Another example is a color transform for an image with unspecified number of channels:

```
function img_out = colortransform[N](C : mat(N,N), img : cube(:,:,N))
img_out = zeros(size(img,0),size(img,1),N)
{!parallel for}
for m=0..size(img,0)-1
for n=0..size(img,1)-1
img_out[m,n,:] = C * squeeze(img[m,n,:])
endfor
endfor
endfunction
```

Here, calling the function with a `mat3x3`

color transform matrix will ensure that the parameter `N=3`

is substituted during compile-time, leading to efficient calculation of the vector-matrix product `C * squeeze(img[m,n,:])`

. The `squeeze`

function is required here, because `img[m,n,:]`

returns a vector of dimensions `1x1xN`

which is multiplied with matrix `C`

. The squeeze function removes the singleton dimensions and converts the vector to `Nx1x1`

(or simply `N`

, since singleton dimensions at the end do not matter in Quasar).
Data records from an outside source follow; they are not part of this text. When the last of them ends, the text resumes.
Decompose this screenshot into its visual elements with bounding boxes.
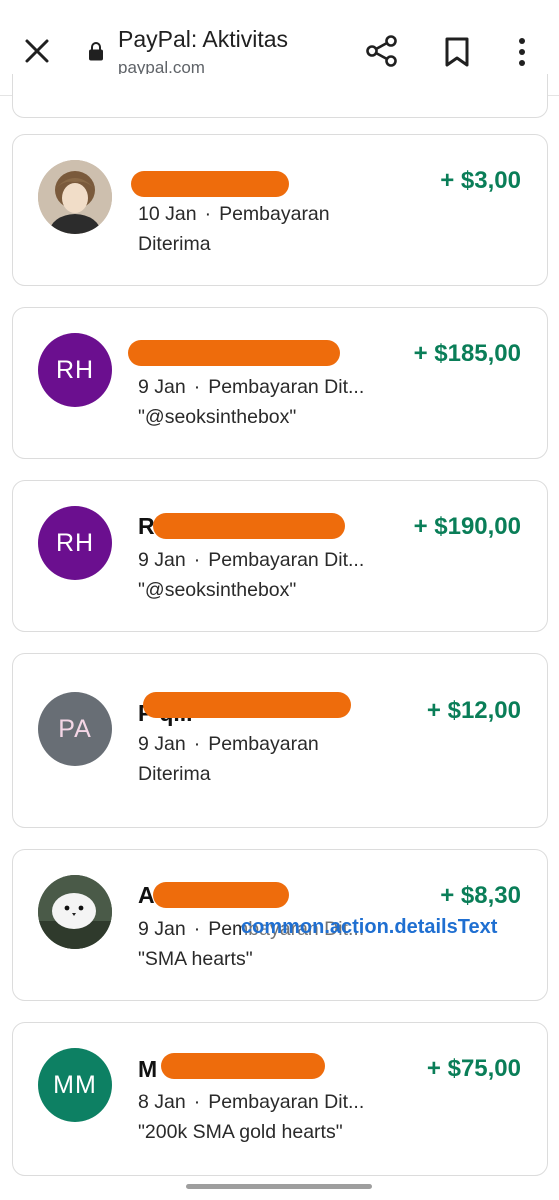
avatar [38,160,112,234]
status: Pembayaran Dit... [208,376,365,398]
transaction-card[interactable]: RH Ro + $185,00 9 Jan·Pembayaran Dit... … [12,307,548,459]
transaction-meta: 9 Jan · Pembayaran [138,733,319,756]
note: "@seoksinthebox" [138,406,297,428]
amount: + $12,00 [426,697,521,724]
status: Pembayaran Dit... [208,1091,365,1113]
note: "200k SMA gold hearts" [138,1121,343,1143]
avatar: RH [38,506,112,580]
note: "@seoksinthebox" [138,579,297,601]
avatar-initials: MM [53,1070,97,1099]
status-continuation: Diterima [138,233,211,255]
lock-icon [89,42,103,61]
transaction-meta: 10 Jan · Pembayaran [138,203,330,226]
transaction-card[interactable]: PA P q... + $12,00 9 Jan·Pembayaran Dite… [12,653,548,828]
transaction-card-partial[interactable] [12,74,548,118]
note: "SMA hearts" [138,948,253,970]
separator: · [193,376,201,398]
redaction-mark [128,340,340,366]
redaction-mark [153,882,289,908]
date: 8 Jan [138,1091,186,1113]
transaction-meta: 8 Jan · Pembayaran Dit... [138,1091,364,1114]
status: Pembayaran [208,733,319,755]
redaction-mark [153,513,345,539]
amount: + $75,00 [426,1055,521,1082]
separator: · [193,918,201,940]
transaction-card[interactable]: A + $8,30 9 Jan · Pembayaran Dit... common… [12,849,548,1001]
bookmark-icon[interactable] [443,36,471,68]
avatar-initials: RH [55,355,95,384]
redaction-mark [161,1053,325,1079]
separator: · [204,203,212,225]
status-continuation: Diterima [138,763,211,785]
avatar-initials: PA [58,714,92,743]
amount: + $3,00 [440,167,521,194]
counterparty-name: M [138,1056,158,1082]
date: 9 Jan [138,549,186,571]
bird-photo-icon [38,875,112,949]
status: Pembayaran [219,203,330,225]
redaction-mark [131,171,289,197]
page-title: PayPal: Aktivitas [118,26,289,52]
status: Pembayaran Dit... [208,549,365,571]
share-icon[interactable] [365,34,399,68]
details-link-overlay[interactable]: common.action.detailsText [241,916,498,939]
avatar [38,875,112,949]
avatar: MM [38,1048,112,1122]
separator: · [193,733,201,755]
transaction-card[interactable]: El + $3,00 10 Jan·Pembayaran Diterima [12,134,548,286]
gesture-home-bar[interactable] [186,1184,372,1189]
separator: · [193,1091,201,1113]
transaction-meta: 9 Jan · Pembayaran Dit... [138,549,364,572]
amount: + $190,00 [413,513,521,540]
date: 9 Jan [138,733,186,755]
separator: · [193,549,201,571]
avatar: RH [38,333,112,407]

For the assignment, this conversion is done automatically. In practice the `squeeze`

function will have zero-overhead; it is only required to keep the compiler happy.

Again, the type inference of the following builtin functions has been updated to work with these parametrized types:

```
zeros, ones, uninit, eye,
repmat, reshape,
shuffledims, transpose,
sum, prod, min, max, mindim, maxdim
cumsum, cumprod, cummin, cummax
```

such that `repmat(img, [1,1,3]) : cube(:,:,9))`

etc. Another use case is summation along a given dimension:

```
A : mat(3,3,:)
B = sum(A,2)
```

Here the result `B`

has the fixed sized matrix type `mat(3,3)`

.

# Conclusion

In Quasar, fixed sized vectors, matrices and cubes offer the same code generation advantages as fixed sized arrays in C, but because they are actually “concealed” regular matrices with special type constraints, they can be used with the same conventions (e.g., by reference parameter passing) as regular matrices and they are therefore much more flexible. The type inference has been extended to automatically find matrices/cubes with fixed dimensions and once found, the code generation is adjusted appropriately. The fixed sized constraint then not only allows catching size errors at compile-time, but also ensures that loops with fixed-sized matrices are converted to efficient implementations that no longer rely on dynamic kernel memory.